100 miles in Washington

by Gillian Larson | posted: July 18, 2014

Once we had crossed the bridge into Washington, I drove towards Mt. Adams, yet another imposing collossus of snow, with glaciers like frozen rivers pouring down its sides. I stopped to cache some food at different camping spots along the way, because this is the end of the road as far as my mother is concerned, and she has to return home to teach a summer school class, leaving me to do the rest of the trail (or as much of it as is clear) on my own. The first 100 miles were at a low enough elevation that I was pretty sure they would be clear of snow, and except for some sections that I had to go around above 6000 ft. on Mt. Adams, that proved to be true. We left my truck behind near the bridge, and I'm going to ride this 100-mile section after Mom leaves, then pick up my truck and return to Oregon to try to complete that short portion around Mt.
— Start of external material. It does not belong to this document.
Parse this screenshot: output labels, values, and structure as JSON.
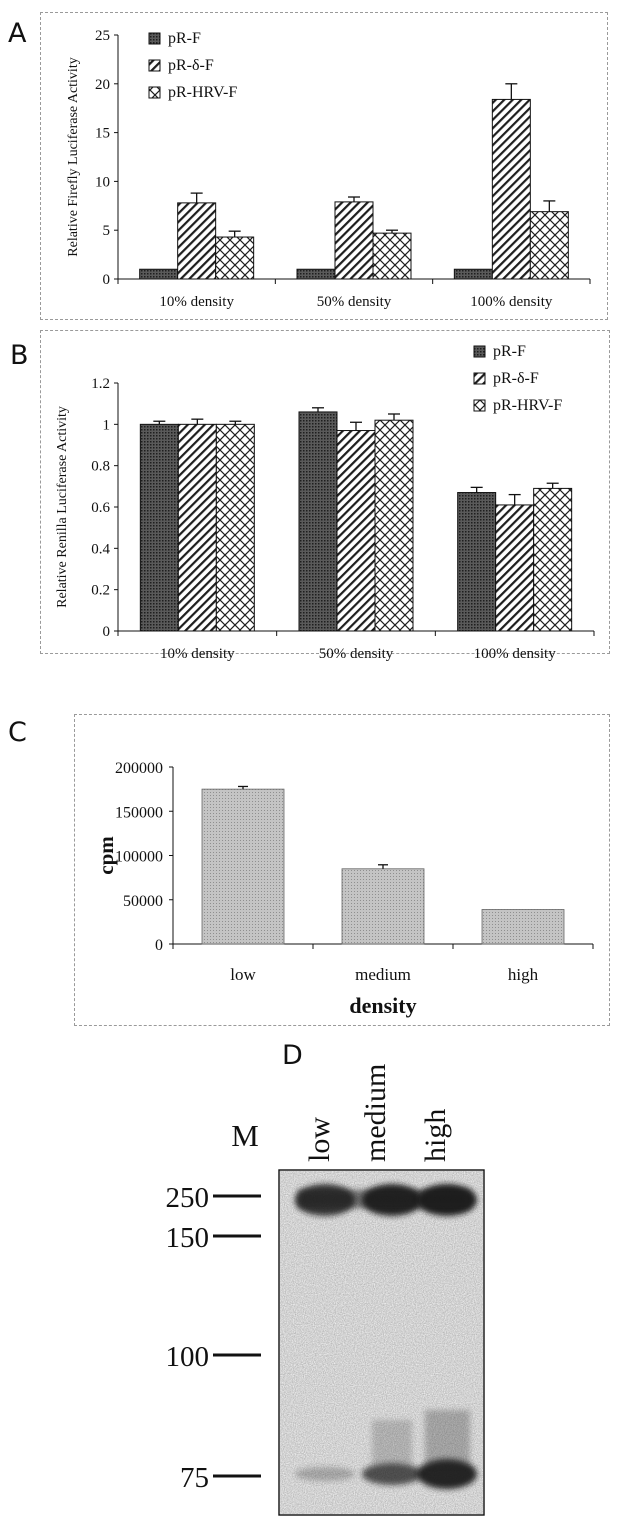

Jefferson (the area that was once under snow, but is now on fire!) After that, I'll return to Washington, and I'm hoping that Alina and I might be able to connect and ride at least some of the trail together. If we run into snow, I may simply have to concede and leave the rest of Washington for some other time, as I have to be back in Los Angeles to start grad school at CSUN by August 20th, and I don't have the luxury of being able to wait until the trail is clear. But I'm hoping that perhaps over the next week or so the majority of the snow will melt, and perhaps I'll be lucky enough to manage to finish the Washington part of the trail before I have to go back home. I still have about 170 miles left in the Sierras that I have to complete as well, but I think I can do that over the course of a couple trips from L.A.; if I'm unable to ride through Washington due to snow by mid-August, I can't just drive back here on a weekend to get through a section I had to skip, and as disappointing and frustrating as it will be, I'll have to leave it to another time, probably after grad school is over, when I'll be able to wait for the conditions to be right. The PCT operates on its own timeframe, and there's nothing I can do to make it adjust to mine; unfortunately, there's also no way to make my available window of time any larger than it is.